Here’s a recap of the machine specs.
- 2 x Intel Xeon E5–2670 SR0KX (20MB cache and 8 CPU cores per socket)
- Hynix 128GB 16x8GB PC3–12800R RAM
- Samsung 850 EVO 2.5" SSD
The benchmark I’m using for the comparison is linux-bench. This is a great script which runs on Linux. It downloads and compiles a set of benchmarks, running them in sequence and recording all the performance values to a log file.
The tests I used are:
- 7zip: A popular tool to compress and decompress files.
- c-ray 1.1: A ray-tracing benchmark.
- NAMD: A molecular modelling benchmark
- OpenSSL: Open-source benchmark to sign and verify files using RSA 4096 bit keys.
These benchmarks are all designed to use all the available cores on the machine, and stress the CPU. The rest of the tests in linux-bench either didn’t compile and run on my machine, or I couldn’t find i7–6950X performance figures to compare to.
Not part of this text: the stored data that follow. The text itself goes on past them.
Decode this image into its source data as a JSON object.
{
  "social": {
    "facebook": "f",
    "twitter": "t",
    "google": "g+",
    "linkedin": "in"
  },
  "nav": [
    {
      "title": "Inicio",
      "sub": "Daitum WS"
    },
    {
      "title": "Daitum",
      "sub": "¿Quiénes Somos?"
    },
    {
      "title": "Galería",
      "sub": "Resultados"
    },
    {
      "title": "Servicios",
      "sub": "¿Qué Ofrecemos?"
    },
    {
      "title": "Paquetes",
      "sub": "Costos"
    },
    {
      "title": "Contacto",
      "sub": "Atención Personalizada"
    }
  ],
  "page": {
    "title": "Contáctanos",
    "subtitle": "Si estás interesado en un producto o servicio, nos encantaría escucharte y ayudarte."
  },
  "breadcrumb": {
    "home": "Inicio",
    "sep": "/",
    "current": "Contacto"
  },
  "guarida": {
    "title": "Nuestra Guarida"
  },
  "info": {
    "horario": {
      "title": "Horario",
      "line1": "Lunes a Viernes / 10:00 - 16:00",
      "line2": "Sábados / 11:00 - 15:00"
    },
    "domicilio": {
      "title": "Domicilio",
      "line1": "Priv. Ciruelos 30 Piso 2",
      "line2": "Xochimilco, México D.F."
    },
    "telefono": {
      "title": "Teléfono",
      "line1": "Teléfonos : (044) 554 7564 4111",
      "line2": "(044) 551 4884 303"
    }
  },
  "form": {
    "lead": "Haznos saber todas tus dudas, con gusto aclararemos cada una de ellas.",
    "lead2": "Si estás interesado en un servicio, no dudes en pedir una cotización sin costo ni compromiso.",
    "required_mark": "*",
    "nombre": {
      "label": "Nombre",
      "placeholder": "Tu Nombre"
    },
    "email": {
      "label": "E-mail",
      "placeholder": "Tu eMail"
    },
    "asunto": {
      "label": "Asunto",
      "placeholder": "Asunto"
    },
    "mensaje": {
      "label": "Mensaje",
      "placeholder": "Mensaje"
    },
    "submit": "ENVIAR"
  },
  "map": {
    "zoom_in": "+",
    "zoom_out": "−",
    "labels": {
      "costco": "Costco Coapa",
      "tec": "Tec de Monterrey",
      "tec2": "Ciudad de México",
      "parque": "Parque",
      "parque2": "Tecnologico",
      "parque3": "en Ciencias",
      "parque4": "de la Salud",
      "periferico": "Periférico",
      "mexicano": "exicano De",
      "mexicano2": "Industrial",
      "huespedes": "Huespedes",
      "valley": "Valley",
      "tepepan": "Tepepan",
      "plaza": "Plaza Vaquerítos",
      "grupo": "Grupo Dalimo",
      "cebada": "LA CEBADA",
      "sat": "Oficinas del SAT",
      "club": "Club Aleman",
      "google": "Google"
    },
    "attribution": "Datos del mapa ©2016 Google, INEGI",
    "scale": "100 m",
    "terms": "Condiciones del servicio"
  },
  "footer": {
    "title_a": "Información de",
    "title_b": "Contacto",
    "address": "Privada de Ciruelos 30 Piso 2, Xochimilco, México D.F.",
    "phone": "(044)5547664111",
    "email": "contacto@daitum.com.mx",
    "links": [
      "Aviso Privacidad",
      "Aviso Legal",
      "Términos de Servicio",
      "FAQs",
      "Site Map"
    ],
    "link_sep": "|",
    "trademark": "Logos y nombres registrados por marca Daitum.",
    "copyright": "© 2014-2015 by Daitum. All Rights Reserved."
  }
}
To compare the results with Intel’s i7 6950X, I used Anandtech’s CPU comparison page. Anandtech use the same linux-bench script to test Linux performance so we can make a direct comparison.
The 7zip compress benchmark showed a clear advantage to the 16-CPU server, with a performance of 63383 MIPS compared to Intel’s i7 6950X 49766. That’s 25% more performance!
The 7zip decompress benchmark also shows a similar performance gap of around 25% in favour of the 16-CPU server.
The c-ray 1.1 is a ray tracing benchmark, and is designed to be small enough to fit into a CPU’s cache. This means it’s a great test of raw CPU performance. The 16-CPU server completed the ‘Hard’ benchmark 6 seconds faster than the i7-6950X.
Results for the NAMD benchmark were closer, there was less than a second between the two systems.
The OpenSSL benchmarks were also very close, with less than 5% separating the performance of the two in both signing per second, and verifies per second.
Based on all the benchmarks I ran, the 16-CPU home server outperformed the Intel Core i7-6950X in each test (!). These benchmarks focused on raw CPU performance, and didn’t stress either RAM or storage. As the Core i7–6950X has a faster 4-channel DDR4 2400 memory interface, compared to the DDR3 1600 memory used in the home server, it’s likely to win any memory-intensive benchmark.